定款認証制度

 会社法では、原始定款は公証人の認証を受けなければ効力を生じない、と規定されています。従って定款認証は会社設立をするには必須となります。近年、新たな定款認証制度が二つできました。それをご紹介します。

 ① 実質的支配者となるべき者の申告制度

  2018年の公証人施行規則の改正によって設けられました。公証人は定款認証の際に、嘱託人から、法人設立時の「実質的支配者」となるべき者の氏名等並びにその者が暴力団員及び国際テロリストに該当するか否かを申告させなければなりません。申告の結果、実質的支配者が暴力団員や国際テロリストに該当し、又は該当する恐れがある場合は、必要な説明を求め、説明によっても違法性が認められる場合は定款認証を拒否することとなります。この制度の目的は、実質的支配者を把握することによって、法人の透明性を高め、暴力団員等による法人の不正使用、マネーロンダリングやテロ資金供与等を抑止することです。

  対象となる法人は、株式会社、一般社団法人、一般財団法人です。

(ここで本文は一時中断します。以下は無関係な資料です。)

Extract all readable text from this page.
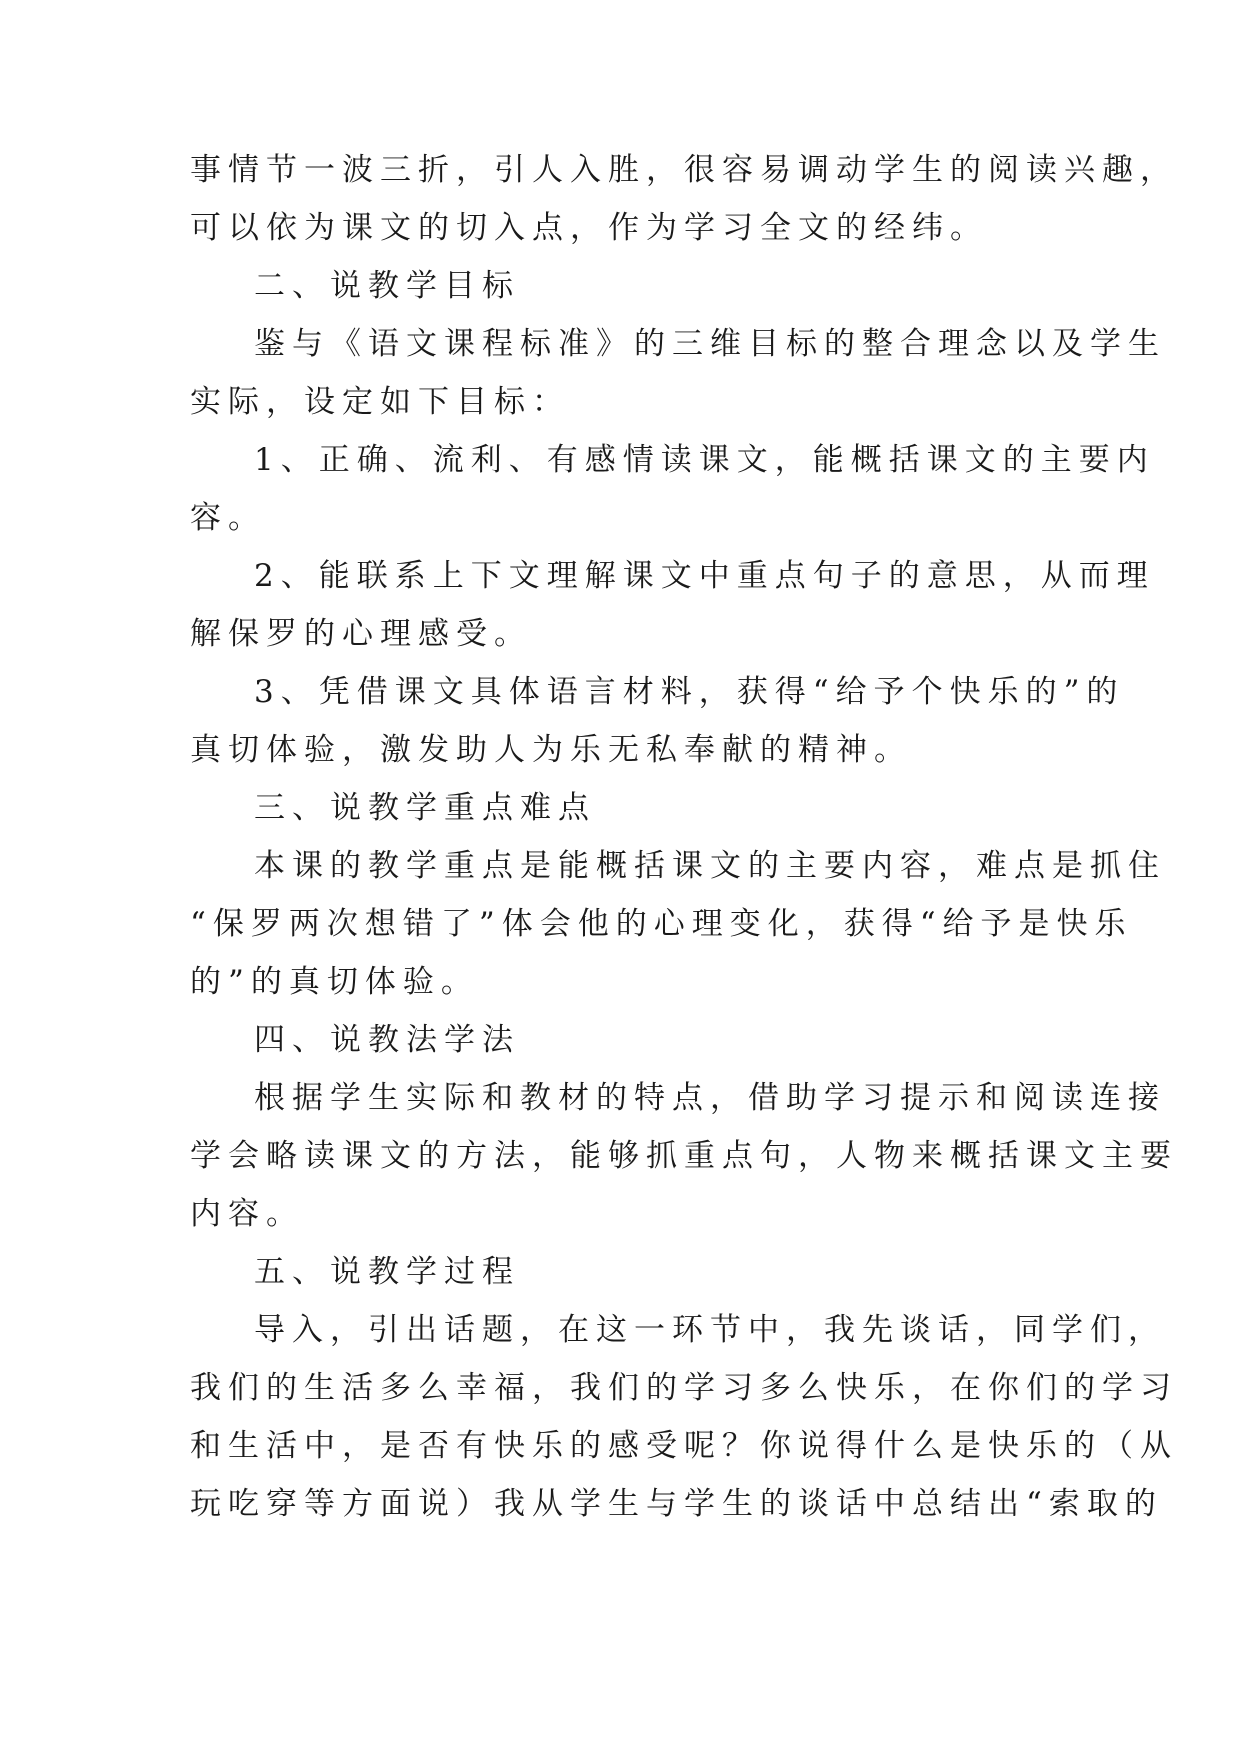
事情节一波三折，引人入胜，很容易调动学生的阅读兴趣，
可以依为课文的切入点，作为学习全文的经纬。
二、说教学目标
鉴与《语文课程标准》的三维目标的整合理念以及学生
实际，设定如下目标：
1、正确、流利、有感情读课文，能概括课文的主要内
容。
2、能联系上下文理解课文中重点句子的意思，从而理
解保罗的心理感受。
3、凭借课文具体语言材料，获得“给予个快乐的”的
真切体验，激发助人为乐无私奉献的精神。
三、说教学重点难点
本课的教学重点是能概括课文的主要内容，难点是抓住
“保罗两次想错了”体会他的心理变化，获得“给予是快乐
的”的真切体验。
四、说教法学法
根据学生实际和教材的特点，借助学习提示和阅读连接
学会略读课文的方法，能够抓重点句，人物来概括课文主要
内容。
五、说教学过程
导入，引出话题，在这一环节中，我先谈话，同学们，
我们的生活多么幸福，我们的学习多么快乐，在你们的学习
和生活中，是否有快乐的感受呢？你说得什么是快乐的（从
玩吃穿等方面说）我从学生与学生的谈话中总结出“索取的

電子定款も紙の定款も対象です。実質的支配者とは、その事業経営を実質的に支配することが可能となる関係にある者として主務省令で定める者のことをいいます。

 ② テレビ電話方式による認証

  2019年の省令改正により、一定の要件を満たす場合にはテレビ電話で公証人の本人確認を受けることができ、定款認証を受けることができるようになりました。一定の要件とは ・発起人等が定款に電子署名し、自らオンラインで認証申請をする場合 ・発起人等が委任状に電子署名し、定款作成代理人が定款に電子署名をしてオンラインで認証申請をする場合 です。

  しかしどの場合も発起人に電子署名をしてもらう必要があります。電子署名の手続きは結構手間がかかるため、発起人にとってあまり便利な制度とは言えませんでした。これを受け2020年からは発起人等が電子署名できない場合に、代理人に紙の委任状で定款作成を委任すれば、テレビ電話方式による認証制度が利用できるようになりました。